Congrès de l’Acfas: Repolitiser la science
Une association s’est donnée pour mission de susciter l’engagement des citoyens dans la rédaction collective d’une politique scientifique.
par Jean-François Venne
La science est-elle amorale et apolitique ou devrait-elle plutôt faire l’objet de débats politiques et sociaux? C’est la première vision qui semble guider la science au Canada. Les politiques scientifiques canadienne et québécoise ont été adoptées sans débat parlementaire, comme si elles allaient de soi. Une situation qui doit changer, selon l’Association science et bien commun.
Fondée en juillet 2011 par un groupe de chercheurs et d’étudiants québécois, l’Association s’est donnée pour mission de susciter l’engagement des citoyens, chercheurs et non-chercheurs, dans la rédaction collective des grandes lignes d’une politique scientifique, qui reflèterait leurs valeurs et leurs préoccupations. Le projet Web « La science que nous voulons », vise à recueillir les idées et opinions des citoyens. Le collectif a profité d’un récent colloque au congrès de l’Acfas, pour discuter des principaux enjeux au cœur de ce projet, et présenter par vidéo certaines des interventions déjà recueillies.
L’idée même de démocratisation des sciences n’est pas si nouvelle.
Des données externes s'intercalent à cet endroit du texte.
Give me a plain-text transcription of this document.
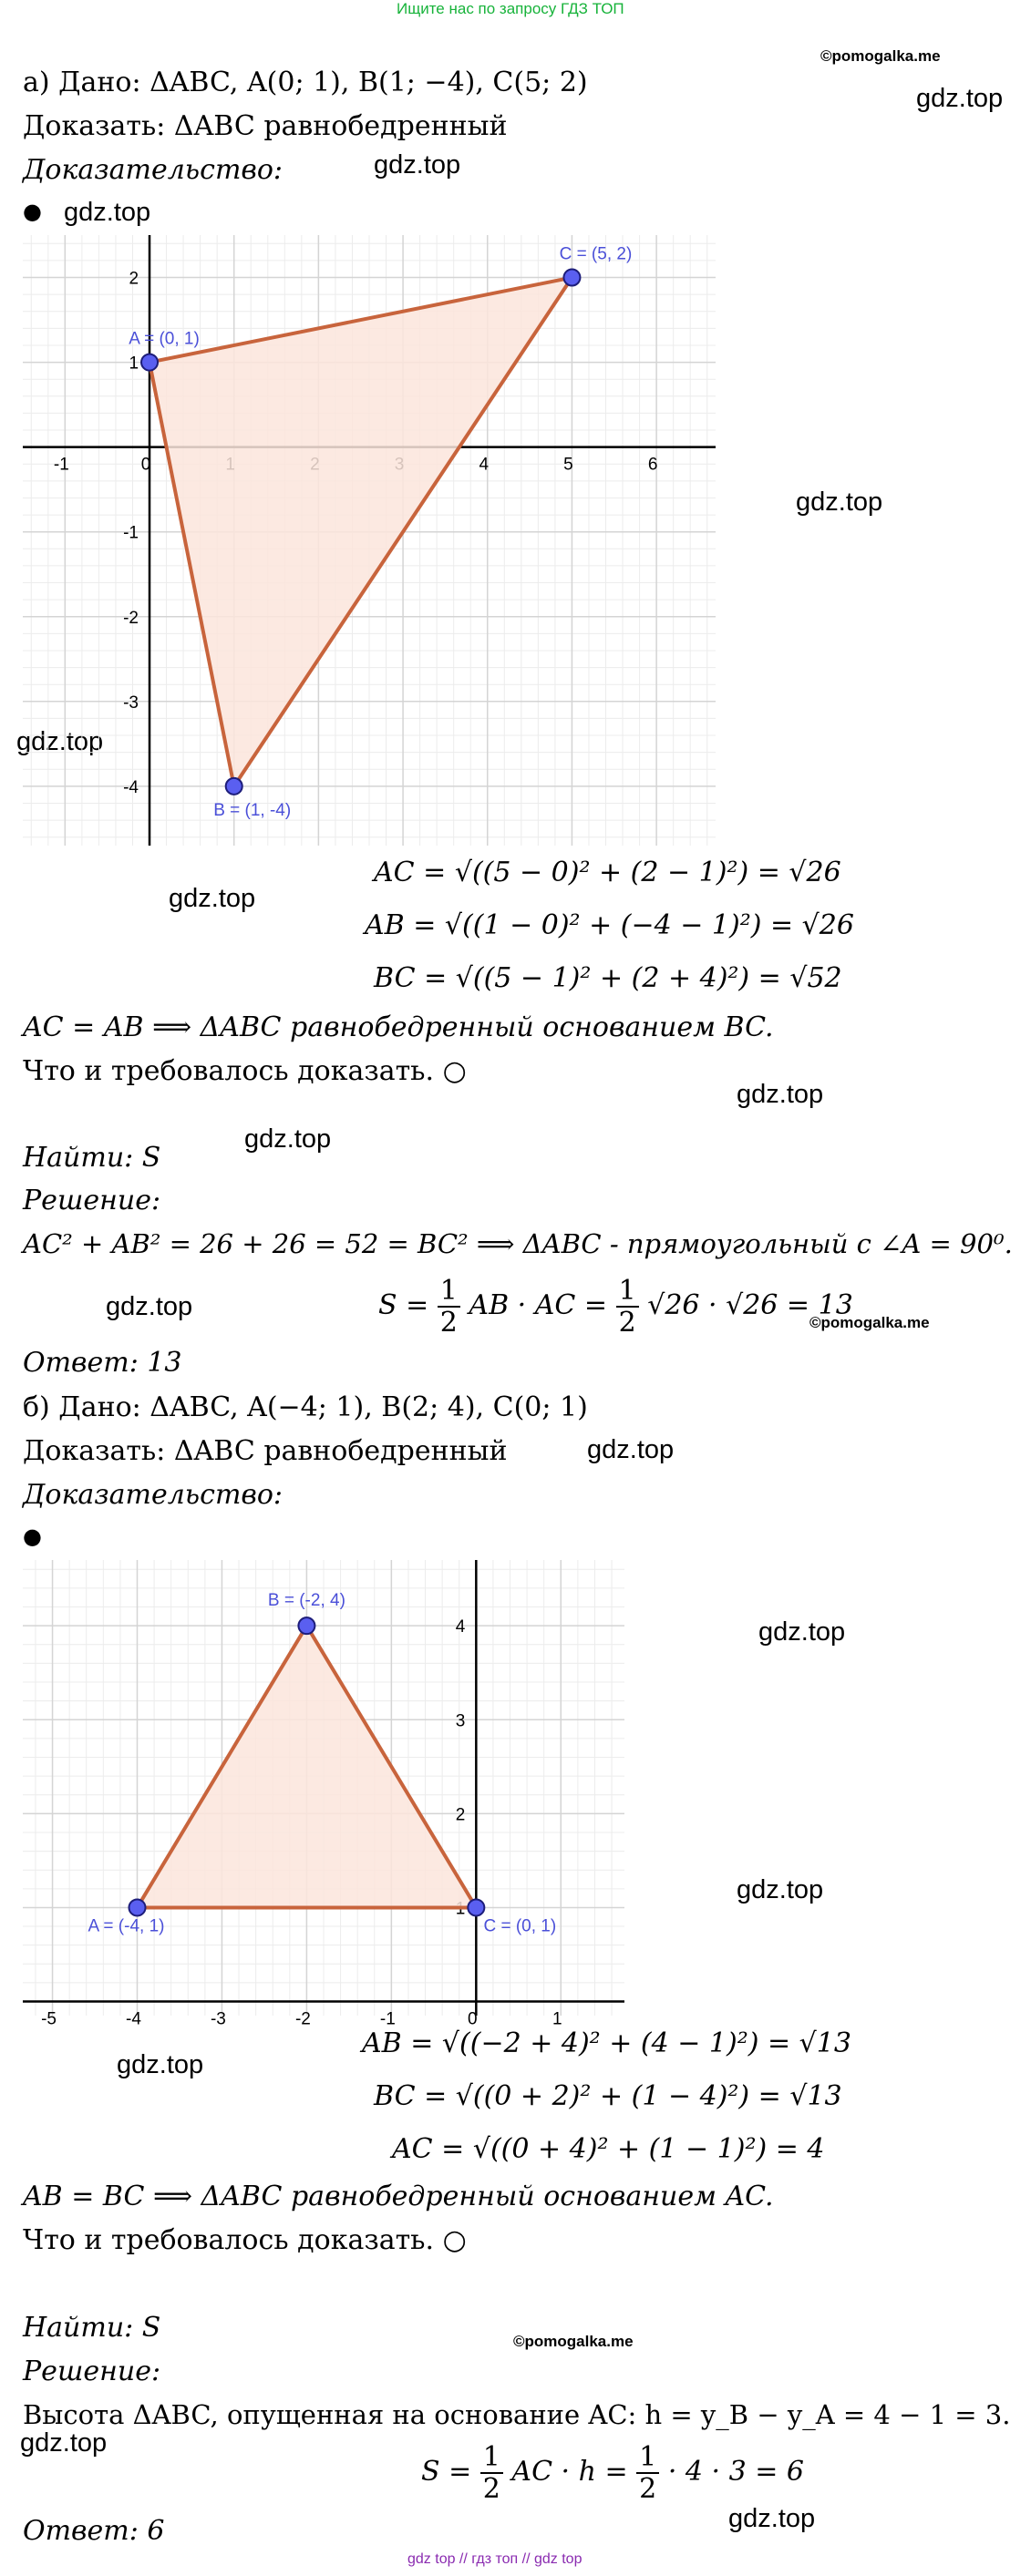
Ищите нас по запросу ГДЗ ТОП
gdz top // гдз топ // gdz top
©pomogalka.me
gdz.top
gdz.top
gdz.top
gdz.top
gdz.top
gdz.top
gdz.top
gdz.top
gdz.top
©pomogalka.me
gdz.top
gdz.top
gdz.top
gdz.top
©pomogalka.me
gdz.top
gdz.top
а) Дано: ΔABC, A(0; 1), B(1; −4), C(5; 2)
Доказать: ΔABC равнобедренный
Доказательство:
●
-1	0	4	5	6
2
1
-1
-2
-3
-4
A = (0, 1)
B = (1, -4)
C = (5, 2)
AC = √((5 − 0)² + (2 − 1)²) = √26
AB = √((1 − 0)² + (−4 − 1)²) = √26
BC = √((5 − 1)² + (2 + 4)²) = √52
AC = AB ⟹ ΔABC равнобедренный основанием BC.
Что и требовалось доказать. ○
Найти: S
Решение:
AC² + AB² = 26 + 26 = 52 = BC² ⟹ ΔABC - прямоугольный с ∠A = 90⁰.
$S = \frac{1}{2}$ AB · AC = $\frac{1}{2} √26 \cdot √26 = 13$
Ответ: 13
б) Дано: ΔABC, A(−4; 1), B(2; 4), C(0; 1)
Доказать: ΔABC равнобедренный
Доказательство:
●
-5	-4	-3	-2	-1	0	1
4
3
2
A = (-4, 1)
B = (-2, 4)
C = (0, 1)
AB = √((−2 + 4)² + (4 − 1)²) = √13
BC = √((0 + 2)² + (1 − 4)²) = √13
AC = √((0 + 4)² + (1 − 1)²) = 4
AB = BC ⟹ ΔABC равнобедренный основанием AC.
Что и требовалось доказать. ○
Найти: S
Решение:
Высота ΔABC, опущенная на основание AC: h = y_B − y_A = 4 − 1 = 3.
$S = \frac{1}{2}$ AC · $h = \frac{1}{2} \cdot 4 \cdot 3 = 6$
Ответ: 6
Encore faut-il savoir de quoi on parle. Selon Mélissa Lieutenant-Gosselin, doctorante au département d’information et de communication de l’Université Laval, deux visions principales de l’engagement des citoyens en science se côtoient.
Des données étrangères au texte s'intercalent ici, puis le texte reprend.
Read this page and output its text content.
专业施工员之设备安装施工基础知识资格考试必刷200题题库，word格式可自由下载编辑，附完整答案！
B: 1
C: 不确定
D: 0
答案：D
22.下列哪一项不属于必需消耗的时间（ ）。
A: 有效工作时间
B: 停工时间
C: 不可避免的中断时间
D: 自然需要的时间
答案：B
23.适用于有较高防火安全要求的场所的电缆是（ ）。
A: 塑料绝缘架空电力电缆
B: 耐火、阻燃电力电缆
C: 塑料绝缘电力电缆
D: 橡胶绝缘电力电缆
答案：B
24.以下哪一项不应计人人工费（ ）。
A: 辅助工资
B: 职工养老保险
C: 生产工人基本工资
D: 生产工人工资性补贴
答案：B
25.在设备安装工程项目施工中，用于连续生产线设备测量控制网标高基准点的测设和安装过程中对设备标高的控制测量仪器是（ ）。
La première concerne le transfert des connaissances élaborées par les scientifiques vers le public, par la vulgarisation ou par des mécanismes d’accès à l’information scientifique. Et ce n’est pas gagné d’avance, selon un porte-parole de l’Association des communicateurs scientifiques. « Les chercheurs n’ont pas le réflexe de communiquer régulièrement à l’extérieur du cercle des initiés, dit-il. C’est souvent tout en bas de leur liste de tâches. » Pour Jean-Marc Fontan, chercheur en sociologie à l’Université du Québec à Montréal, cette attitude révèle une incompréhension de la nature même de la recherche. « Ma recherche est le résultat de la vie en société, à laquelle vient s’ajouter mon expertise, soutient-il. Elle n’est jamais une construction purement individuelle. »
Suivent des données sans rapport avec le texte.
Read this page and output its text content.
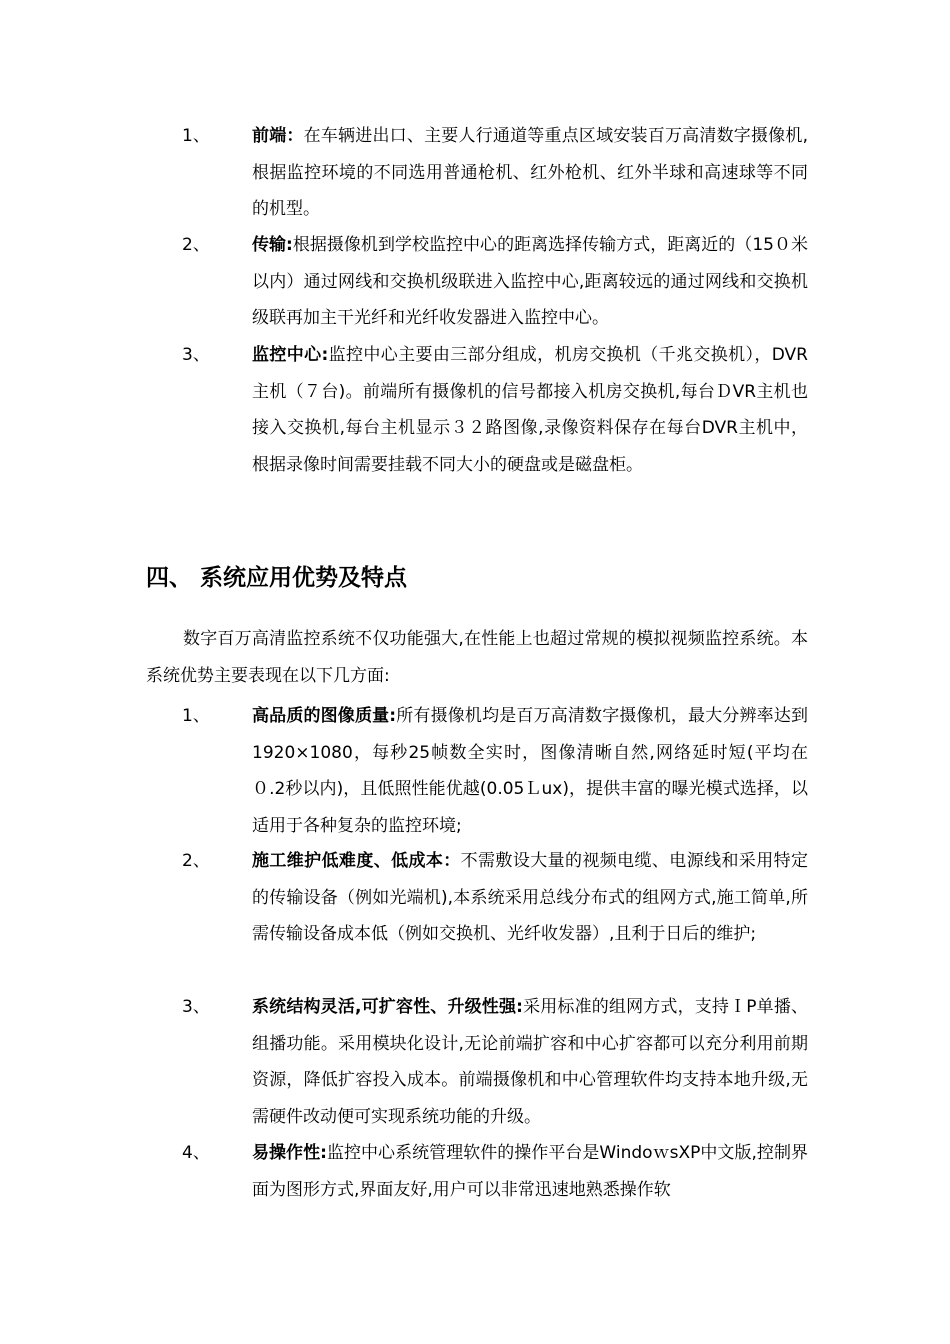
1、	前端：在车辆进出口、主要人行通道等重点区域安装百万高清数字摄像机,根据监控环境的不同选用普通枪机、红外枪机、红外半球和高速球等不同的机型。
2、	传输:根据摄像机到学校监控中心的距离选择传输方式，距离近的（15０米以内）通过网线和交换机级联进入监控中心,距离较远的通过网线和交换机级联再加主干光纤和光纤收发器进入监控中心。
3、	监控中心:监控中心主要由三部分组成，机房交换机（千兆交换机），DVR主机（７台)。前端所有摄像机的信号都接入机房交换机,每台ＤVR主机也接入交换机,每台主机显示３２路图像,录像资料保存在每台DVR主机中，根据录像时间需要挂载不同大小的硬盘或是磁盘柜。
四、 系统应用优势及特点
数字百万高清监控系统不仅功能强大,在性能上也超过常规的模拟视频监控系统。本系统优势主要表现在以下几方面:
1、	高品质的图像质量:所有摄像机均是百万高清数字摄像机，最大分辨率达到1920×1080，每秒25帧数全实时，图像清晰自然,网络延时短(平均在０.2秒以内)，且低照性能优越(0.05Ｌux)，提供丰富的曝光模式选择，以适用于各种复杂的监控环境;
2、	施工维护低难度、低成本：不需敷设大量的视频电缆、电源线和采用特定的传输设备（例如光端机),本系统采用总线分布式的组网方式,施工简单,所需传输设备成本低（例如交换机、光纤收发器）,且利于日后的维护;
3、	系统结构灵活,可扩容性、升级性强:采用标准的组网方式，支持ＩP单播、组播功能。采用模块化设计,无论前端扩容和中心扩容都可以充分利用前期资源，降低扩容投入成本。前端摄像机和中心管理软件均支持本地升级,无需硬件改动便可实现系统功能的升级。
4、	易操作性:监控中心系统管理软件的操作平台是WindoｗsXP中文版,控制界面为图形方式,界面友好,用户可以非常迅速地熟悉操作软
La seconde vision de l’engagement public en science est beaucoup moins unilatérale et concerne l’apport des citoyens à la science, c’est-à-dire leur engagement dans les débats sur l’orientation de la recherche, sur les applications ou sur les questions éthiques. Cette vision de la science citoyenne se veut une réelle « repolitisation » des sciences qui se verraient remises en jeu dans le processus démocratique. Débat public, création d’instances décisionnelles ou consultatives auxquelles siègeraient des citoyens, présence de citoyens dans les laboratoires… Ce ne sont pas les idées qui manquent, chez les protagonistes de la démocratisation de la science.
Présentée par ses partisans comme une démocratisation normale d’une activité scientifique ayant un impact important sur la vie quotidienne des gens, cette ouverture est aussi le cauchemar de plusieurs chercheurs qui craignent d’y perdre leur autonomie et de se voir brimer par des citoyens qui ont leurs propres convictions et intérêts. « Il y a des risques d’instrumentalisation de l’ouverture par les décideurs politiques ou même par les entreprises », admet sans ambages Jean Bernatchez, politologue et chercheur en éducation à l’Université du Québec à Rimouski.
Florence Piron, professeure agrégée au département d’information et de communication de l’Université Laval, est d’avis que cette crainte est ancrée dans l’attachement à une vision d’une science amorale et apolitique, nous venant tout droit du XVIIe siècle. À cette époque, bien entendu, il s’agit de se mettre à l’abri des pouvoirs religieux séculaires, lesquels voient souvent d’un mauvais œil certaines démarches scientifiques. Une vision dépassée, selon Mme Piron, à laquelle elle oppose une éthique de la « concitoyenneté », dans laquelle le chercheur, qui est aussi un citoyen, s’impliquerait dans les débats sur l’orientation et l’éthique des sciences.
La question est donc posée : l’heure de la science citoyenne est-elle venue?